Jam kerja tersebut melanggar batas maksimum lembur yang diizinkan berdasarkan undang-undang ketenagakerjaan Malaysia.
US Customs and Border Protection mengatakan mereka memutuskan untuk memberlakukan larangan Top Glove "berdasarkan bukti yang mengarah pada kerja paksa dalam proses pembuatannya", menurut laporan dari Yahoo News.

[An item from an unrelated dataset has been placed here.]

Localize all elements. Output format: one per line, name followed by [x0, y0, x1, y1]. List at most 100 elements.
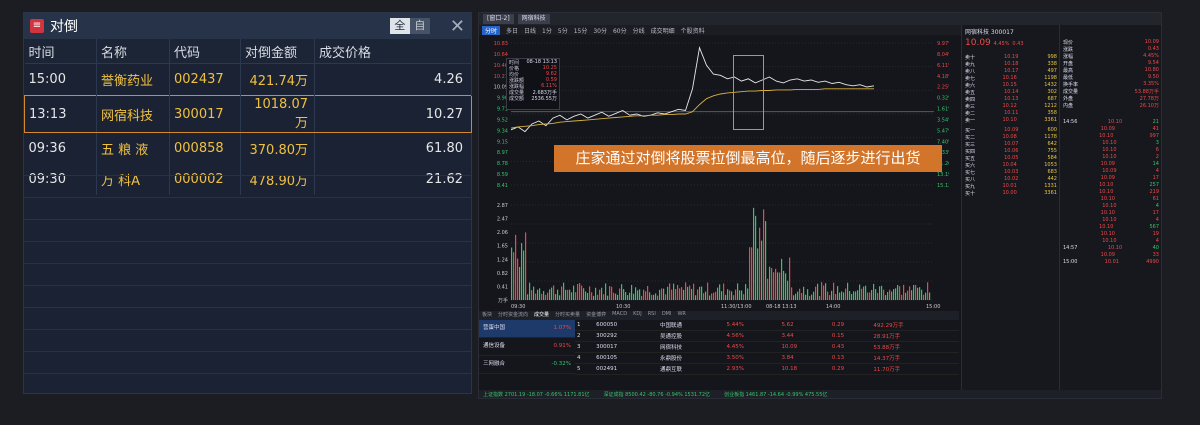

Dalam video Channel 4 News Investigation, para pekerja migran itu juga mengalami kondisi yang sepenuhnya mengesampingkan aturan social distancing.
Asrama dihuni hingga 24 pekerja dalam satu ruangan.
Para pekerja terus-menerus bekerja dengan rasa was-was akan adanya penularan virus.
Video itu juga menunjukkan para pekerja yang mengklaim mereka tidak dibayar saat harus hadir 30 menit lebih awal.
Waktu 30 menit itu dihabiskan untuk mengantre pemeriksaan suhu.
"Jika seandainya ada satu orang saja yang terinfeksi Covid-19, maka seluruh kelompok pekerja akan berada dalam situasi yang rentan seperti yang terjadi di Singapura," kata mantan Sekretaris Jenderal Kongres Serikat Buruh Perdagangan Malaysia, Gopal Krishnam.
Namun, Top Glove menyangkal semua tuduhan yang dibuat terhadap mereka.
"Top Glove mematuhi hukum perburuhan dan persyaratan kepatuhan sosial & berkomitmen untuk terus meningkatkan praktik perburuhan kami," kata Channel 4 News.
Namun, ini bukan pertama kalinya Top Glove diteliti untuk klaim mereka mengeksploitasi tenaga kerjanya.
Perusahaan mengatakan pihaknya mencakup biaya rekrutmen untuk pekerja sejak Januari 2019 tetapi beberapa pekerja masih menunggu biaya pengembalian, kata laporan dari The Hill.
"Selama beberapa bulan terakhir, kami telah mengerjakan masalah yang melibatkan penelusuran ekstensif, untuk menetapkan jumlah yang benar untuk dibayarkan kembali kepada pekerja kami," kata Top Glove, dalam sebuah pernyataan.